Ofgem has launched a £4 billion bidding competition to own and operate the transmission link connecting one of the world’s largest offshore wind farms to the UK’s energy grid. The offshore transmission assets link RWE’s 1.4GW Sofia wind farm, located 120 miles off the Northeast coast, to the onshore grid in North Yorkshire. With the capacity to power nearly 1.2 million homes, Sofia is a vital part of Britain’s renewable energy future.
The facts are clear—gas is the primary driver behind the surge in energy bills over the past four years. According to the Energy and Climate Intelligence Unit (ECIU), gas price spikes have added an astonishing £3,000 to the average UK household bill since the crisis began.
The UK’s energy future hangs in the balance—and zonal pricing could push it in the wrong direction.
RenewableUK has joined a strongly worded letter to the Government, criticizing proposals for regional electricity pricing.
UK renewable energy market trends - UK renewables have reached record highs, overtaking fossil fuels as electricity demand continues to decline.
British Gas plans to recruit over 400 apprentices in 2025 to support the push toward net zero.
Electricity and Gas Prices
February brought a much-needed reprieve for gas and power markets following January’s unexpected volatility, with a notable shift to bearish conditions in the latter half of the month. This was driven by easing geopolitical tensions, including discussions between the US, Ukraine, and Russia aimed at resolving the conflict. However, challenges remain, and despite falling prices, uncertainty persists around tariffs and inflationary pressures.


Flexible Purchasing
EPEX Price
Some of our flexible purchasing customers are buying on EPEX, a European auction for power. Because they auction every hour of each day, customers get the “market average” price as opposed to a fixed-term contract over e.g. a 12-month period. Being on this product means that you will pay the average of each day for the month and once the market falls the price will follow.
The EPEX price finished the month with an average of 10.58 p/kWh (commodity). With the non-commodity added to this, the overall rate will be around 21.48 p/kWh+.
Carbon Prices

The average price of European Union Allowances (EUA) in February was €76.97 per tonne, marking a 0.65% decline from the previous month. While prices remained high at the start of February, they gradually decreased, settling around €72 per tonne by month-end.
This decline was driven by several factors. A global economic slowdown dampened the energy demand outlook, putting downward pressure on EUA prices. Additionally, fluctuations in natural gas prices led to shifts in the power generation mix, with some producers transitioning to low-carbon energy sources, reducing the demand for carbon allowances.
Oil Market

3rd - Oil prices increased after U.S. President Donald Trump imposed tariffs on Canada, Mexico, and China, sparking concerns about supply disruptions. However, gains were limited by fears of a potentially harmful trade war.
7th - Oil prices edged higher in Asian trading but remained on course for a third consecutive weekly decline, pressured by U.S. President Donald Trump's renewed trade war with China and threats of additional tariff hikes on other nations.

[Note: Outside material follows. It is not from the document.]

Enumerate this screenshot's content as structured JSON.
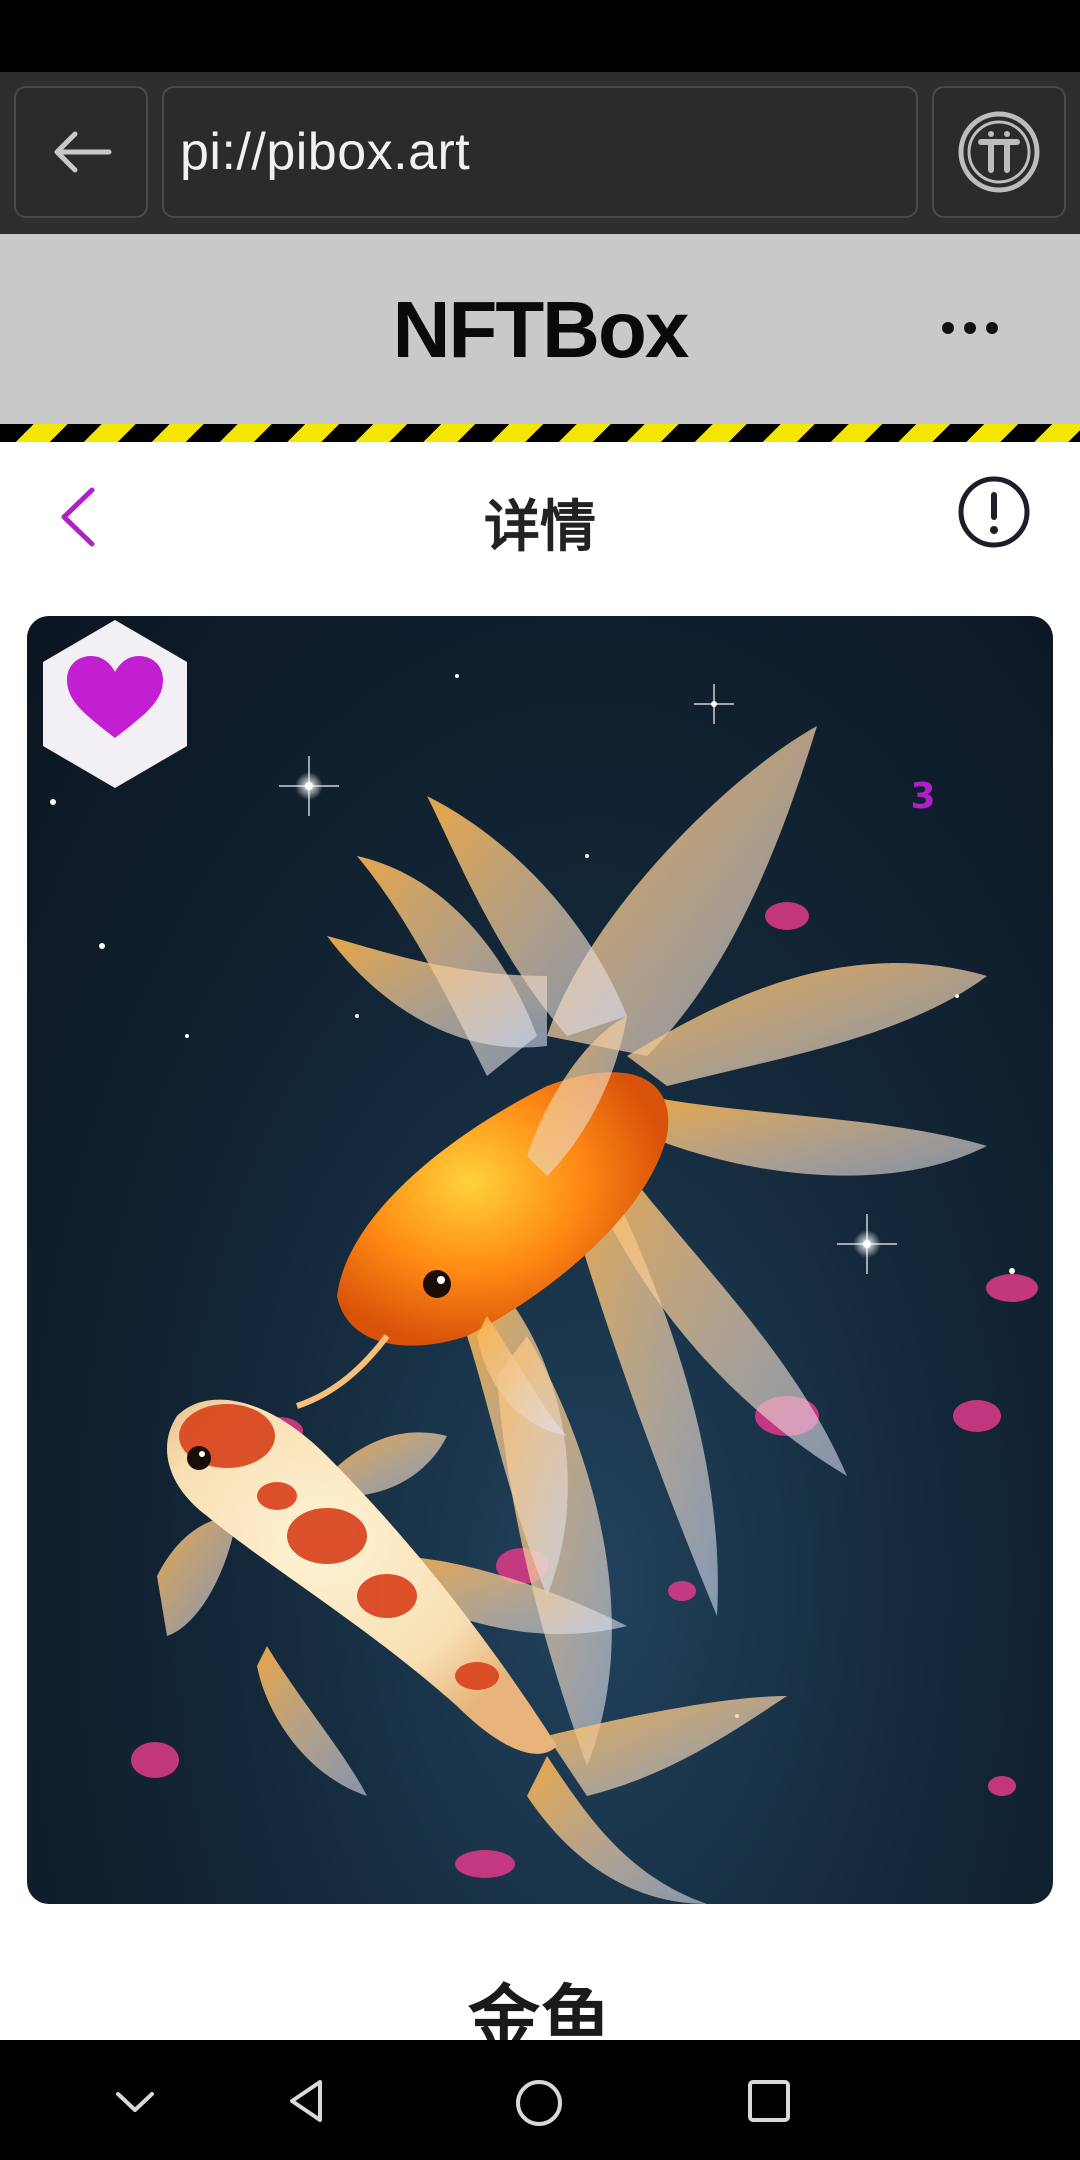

13th - Oil prices dipped slightly, weighed down by the prospect of a potential peace deal between Russia and Ukraine, as well as rising crude inventories in the United States.

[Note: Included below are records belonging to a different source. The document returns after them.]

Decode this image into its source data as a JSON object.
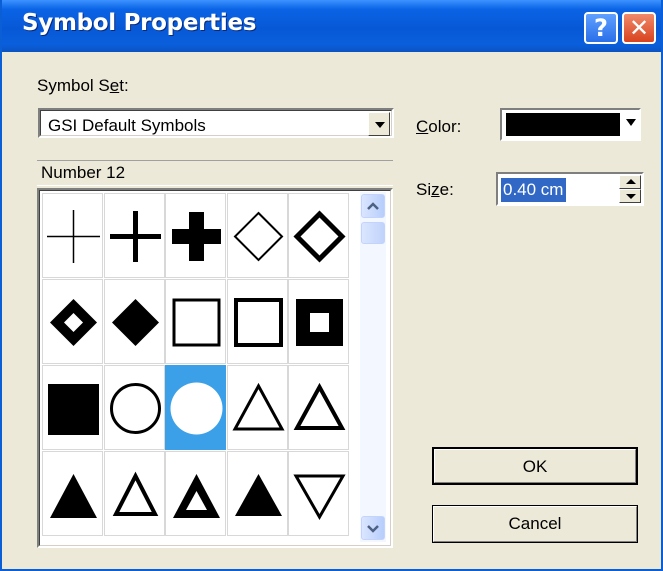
{
  "window": {
    "title": "Symbol Properties",
    "help_glyph": "?",
    "close_glyph": "✕"
  },
  "symbol_set": {
    "label_pre": "Symbol S",
    "label_accel": "e",
    "label_post": "t:",
    "value": "GSI Default Symbols"
  },
  "list": {
    "header": "Number 12",
    "selected_index": 12,
    "symbols": [
      "thin-cross",
      "medium-cross",
      "thick-cross",
      "diamond-outline-thin",
      "diamond-outline-thick",
      "diamond-in-diamond",
      "diamond-filled",
      "square-outline-thin",
      "square-outline-medium",
      "square-in-square",
      "square-filled",
      "circle-outline",
      "circle-filled-selected",
      "triangle-outline-thin",
      "triangle-outline-medium",
      "triangle-filled",
      "triangle-outline-bold",
      "triangle-in-triangle",
      "triangle-filled-2",
      "triangle-down-outline"
    ]
  },
  "color": {
    "label_accel": "C",
    "label_post": "olor:",
    "value": "#000000"
  },
  "size": {
    "label_pre": "Si",
    "label_accel": "z",
    "label_post": "e:",
    "value": "0.40 cm"
  },
  "buttons": {
    "ok": "OK",
    "cancel": "Cancel"
  }
}
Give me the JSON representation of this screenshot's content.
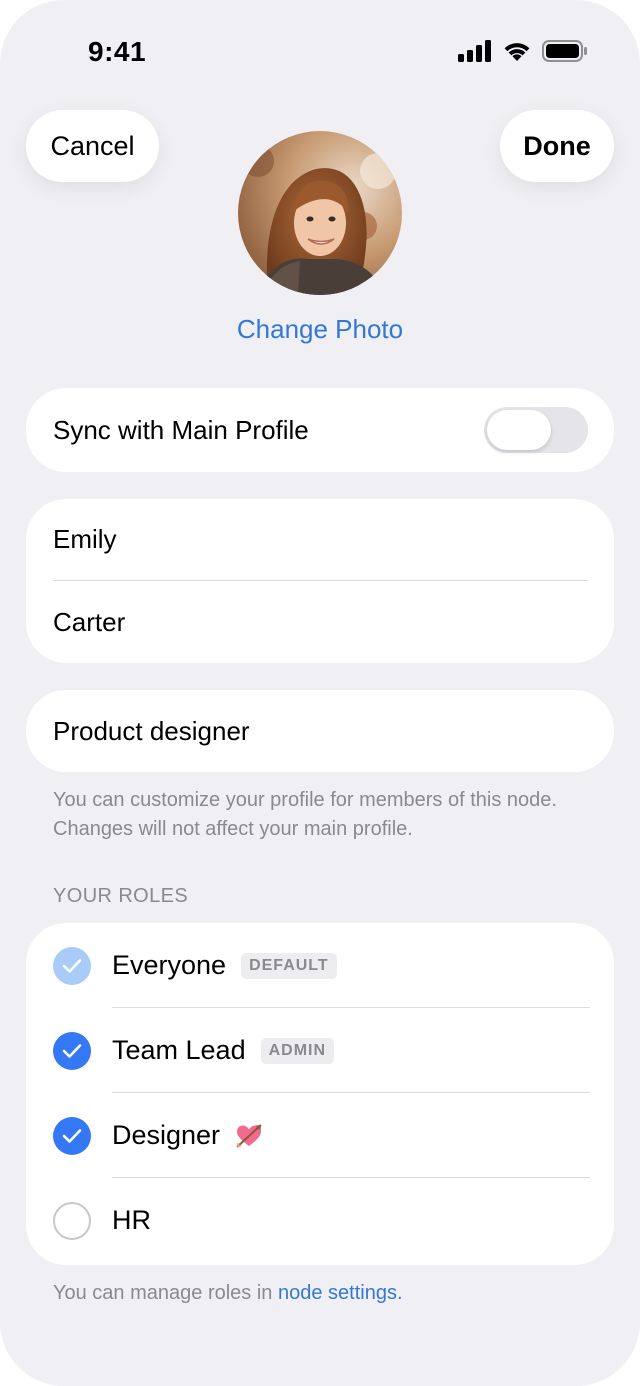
{
  "status_bar": {
    "time": "9:41"
  },
  "nav": {
    "cancel_label": "Cancel",
    "done_label": "Done"
  },
  "profile": {
    "change_photo_label": "Change Photo"
  },
  "sync": {
    "label": "Sync with Main Profile",
    "enabled": false
  },
  "name": {
    "first_name": "Emily",
    "last_name": "Carter"
  },
  "job_title": "Product designer",
  "customize_note": "You can customize your profile for members of this node. Changes will not affect your main profile.",
  "roles_section": {
    "header": "YOUR ROLES",
    "roles": [
      {
        "name": "Everyone",
        "badge": "DEFAULT",
        "checked": true,
        "disabled": true
      },
      {
        "name": "Team Lead",
        "badge": "ADMIN",
        "checked": true,
        "disabled": false
      },
      {
        "name": "Designer",
        "emoji": "heart-with-arrow-icon",
        "checked": true,
        "disabled": false
      },
      {
        "name": "HR",
        "checked": false,
        "disabled": false
      }
    ]
  },
  "manage_note": {
    "prefix": "You can manage roles in ",
    "link": "node settings."
  },
  "colors": {
    "accent": "#3478d6",
    "background": "#efeff4",
    "check_on": "#3478f6",
    "check_disabled": "#a9cbf7"
  }
}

18th - Brent crude prices climbed, extending gains from the previous session after a drone attack on a Russian oil pipeline pumping station disrupted flows from Kazakhstan. However, expectations of an imminent supply increase limited further gains.
24th - Oil prices continued last week's decline as investors sought clarity on negotiations to end the war in Ukraine and assessed the potential resumption of crude exports from northern Iraq.
28th - Oil prices fell 1% and were on track for their first monthly decline since November, as markets reacted to Washington's tariff threats and Iraq's move to resume oil exports from the Kurdistan region.